I’m sorry this post is not making any sense whatsoever. I really just can’t sleep. 

May

This month is my 3rd consecutive morning shift and I am so happy that it’s almost over.  A lot has happened this month; there was that day when 3 patients died in a span of two hours, that day when I drove down hill on a zig zag road, in the dark, in the middle of a thunderstorm, and that mother’s day when our car battery died when we’re just going home from dinner. And also that day when my phone screen cracked.

Fun month all in all.

I did get my first salary though, so that is really something. I am sort of enjoying my job, although I want to strangle some people because they’re so annoyingly demanding. I mean I know it’s my job to cater to the patient’s health needs, but there are things that are beyond my means, like getting blood from thin air and immediately transfusing it to the patient without prior screening or processing. I know they are frantic but they don’t have to order me around like I’m a bloody maid.

Hell week

After six days of working, I finally had two days to myself, which is spent driving my aunt to the hospital for a check up. Not that I’m complaining. She sort of shattered her femoral head so she needs to undergo total hip replacement, hence the check up. 
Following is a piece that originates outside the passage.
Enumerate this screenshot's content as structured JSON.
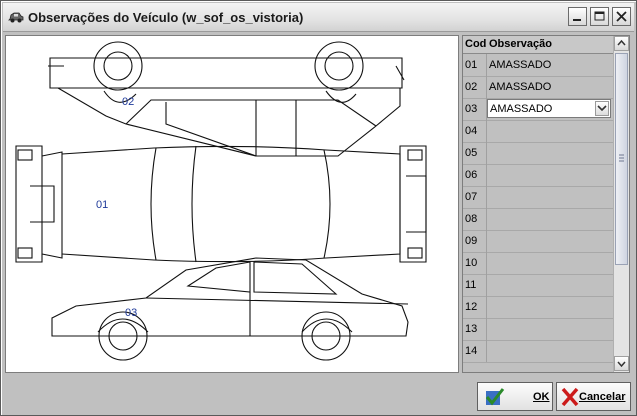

I got back from work hours ago. Today’s duty was not toxic but I still feel ridiculously tired. I’m just lying in bed, reading historical romances.

Enough of the boring non clinical crap.

I have learned a lot from my six day duty stint,or as I lovingly call it, hell week, and these are:
1. I hate mornings, rather, I hate waking up at four bloody am just so I can catch the freaking train. I would rather not sleep, really. 
2. It’s possible for me to not eat for a whole day, which is not advisable since I’m in a ward full of tuberculosis patients.

3. I’m deathly scared of my immune system failing me. Who wouldn’t? I don’t  want to die from consumption. This is not the bloody (heh, bloody, get it?) victorian era (or whatever era dying from TB is most common).

4. Some doctors are rude. Why can’t they comprehend that nurses are part of the medical team and not merely their minions? Seriously, hospitals will collapse without nurses. We do everything. Everything. Dear doctors, being kind to nurses wouldn’t hurt, we probably know more about the patient than you do.

5. Having top notch nurses means little if the supplies and medicines are limited. It does develop resourcefulness among the staff but still, lack of supplies leads to sort of abysmal healthcare.

6. Blood means nothing. People can leave their relatives to die alone.

7. Some patients are rude. It’s not proper to remind them that you’re (sort of)  partially paying for their healthcare because they’re in a government hospital, and that you pay the taxes that fund the hospital, and that they don’t because they don’t have any income. It’s condescending, I know but a little thank you would be nice.

In addition to that, there’s this one patient who sort of accused me of using the supplies that were meant for them, it pissed me off because I bought that fucking plaster, with my own fucking money.

If there is a god, I hope he’ll give me enough patience for this career.